A zero-displacement intravenous (IV) needleless connector was associated with dramatically lower infection rates when compared to positive- and negative-pressure connectors, a new multi-site study reports.
The study's statistically significant data on IV connectors (also called hubs, valves and injection caps) was reported from five intensive care units and one long-term acute care (LTAC) facility.
After switching to the zero-displacement connector (InVision-Plus®, RyMed Technologies), participating facilities saw an overall reduction of approximately 75 percent in central-line associated bloodstream infection (CLABSIs).
Researchers also concluded the zero-displacement connector would result in substantial costs savings, and they estimated that use of the connector saved 13 lives.
The reduction in CLABSI rates was reported in the peer-reviewed journal, American Journal of Infection Control (AJIC). Similar data was the subject of a poster presentation at the recent 2nd International Conference on Prevention and Infection Control 2013 (ICPIC 2013).
"This long-term study is yet more evidence that IV connector design matters when it comes to preventing CLABSIs," says Cynthia C. Chernecky, RN, PhD, one of the study authors. "Our results show this connector has demonstrated much better ability to reduce infections in clinical settings, when compared to several positive- and negative-pressure connectors."
Preventing CLABSIs is a major medical concern because the Centers for Disease Control and Prevention (CDC) has estimated that U.S. patients suffer approximately 250,000 such infections each year. CLABSIs have an estimated mortality rate of 12 percent to 25 percent, according to the CDC, and cost an average of $35,000 to treat.

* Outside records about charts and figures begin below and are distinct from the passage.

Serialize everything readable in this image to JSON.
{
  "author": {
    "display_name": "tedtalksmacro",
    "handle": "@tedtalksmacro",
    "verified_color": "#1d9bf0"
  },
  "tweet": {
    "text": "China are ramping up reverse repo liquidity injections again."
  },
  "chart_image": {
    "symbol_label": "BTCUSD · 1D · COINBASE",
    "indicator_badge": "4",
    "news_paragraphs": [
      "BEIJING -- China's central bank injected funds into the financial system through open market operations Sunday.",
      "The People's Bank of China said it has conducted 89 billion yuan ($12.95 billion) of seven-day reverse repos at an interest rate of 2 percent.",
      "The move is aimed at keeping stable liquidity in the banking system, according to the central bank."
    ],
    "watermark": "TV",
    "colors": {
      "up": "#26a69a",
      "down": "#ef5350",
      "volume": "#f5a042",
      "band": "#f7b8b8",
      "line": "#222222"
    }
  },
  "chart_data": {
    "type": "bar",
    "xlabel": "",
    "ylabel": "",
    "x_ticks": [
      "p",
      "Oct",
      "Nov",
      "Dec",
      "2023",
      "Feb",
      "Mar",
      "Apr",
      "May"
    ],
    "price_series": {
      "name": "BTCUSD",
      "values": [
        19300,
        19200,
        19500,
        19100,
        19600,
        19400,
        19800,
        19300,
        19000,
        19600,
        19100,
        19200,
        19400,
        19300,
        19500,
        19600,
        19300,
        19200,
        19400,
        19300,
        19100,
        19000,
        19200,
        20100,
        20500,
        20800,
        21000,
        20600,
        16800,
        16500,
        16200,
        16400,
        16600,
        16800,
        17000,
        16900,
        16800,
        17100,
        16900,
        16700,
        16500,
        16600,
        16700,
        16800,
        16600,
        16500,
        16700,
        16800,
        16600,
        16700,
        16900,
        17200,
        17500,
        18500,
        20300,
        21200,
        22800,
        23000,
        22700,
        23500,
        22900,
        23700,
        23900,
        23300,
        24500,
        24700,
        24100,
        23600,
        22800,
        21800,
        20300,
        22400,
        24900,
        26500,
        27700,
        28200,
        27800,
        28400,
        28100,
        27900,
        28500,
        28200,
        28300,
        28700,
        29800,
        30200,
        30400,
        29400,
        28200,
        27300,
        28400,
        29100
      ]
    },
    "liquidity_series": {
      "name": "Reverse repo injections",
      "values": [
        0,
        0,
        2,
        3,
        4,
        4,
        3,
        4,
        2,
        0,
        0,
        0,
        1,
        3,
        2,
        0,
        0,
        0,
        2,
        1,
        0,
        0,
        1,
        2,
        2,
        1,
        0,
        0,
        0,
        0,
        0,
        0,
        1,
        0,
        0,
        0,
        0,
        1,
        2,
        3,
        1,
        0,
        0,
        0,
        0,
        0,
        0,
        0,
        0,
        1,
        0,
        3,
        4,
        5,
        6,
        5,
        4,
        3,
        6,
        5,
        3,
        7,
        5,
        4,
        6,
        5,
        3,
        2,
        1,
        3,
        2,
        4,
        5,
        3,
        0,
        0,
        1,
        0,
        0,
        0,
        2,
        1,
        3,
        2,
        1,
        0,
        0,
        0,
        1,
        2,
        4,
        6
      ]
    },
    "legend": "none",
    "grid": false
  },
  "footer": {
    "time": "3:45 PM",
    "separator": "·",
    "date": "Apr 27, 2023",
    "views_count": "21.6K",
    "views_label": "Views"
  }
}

One of the study authors is William R. Jarvis, MD, a leading expert on infection control. Jarvis was among the first researchers to call attention to the higher CLABSI risk associated with both positive- and negative-pressure IV connectors.
"It's very important for clinicians to do research and publish their results about IV connectors," Jarvis says. "This study adds important new information to what is known about the efficacy of various kinds of connectors."
Compared to positive-pressure connectors, use of the zero-displacement connector reduced infections by approximately 60 percent.
In the LTAC, InVision-Plus was compared to two negative-pressure connectors: a split septum connector and a mechanical valve device. The zero-displacement device (InVision-Plus) reduced CLABSIs by approximately 94 percent.
Overall, the study encompassed 70 months and more than 70,000 catheter days.
The AJIC article also projected substantial financial savings when the six facilities switched from a positive or negative pressure connector to InVision-Plus. Because of avoided CLABSIs, the facilities saved a projected $3 million in infection treatment costs, the researchers said.
Other authors on the study and poster were Denise Macklin BSN, RNC, VA-BC, and Thomas V. Joshua, MS.
The text of the ICPIC poster was also published on the website of the journal Antimicrobial Resistance and Infection Control. The ICPIC 2013 conference was held June 25-28 in Geneva, Switzerland.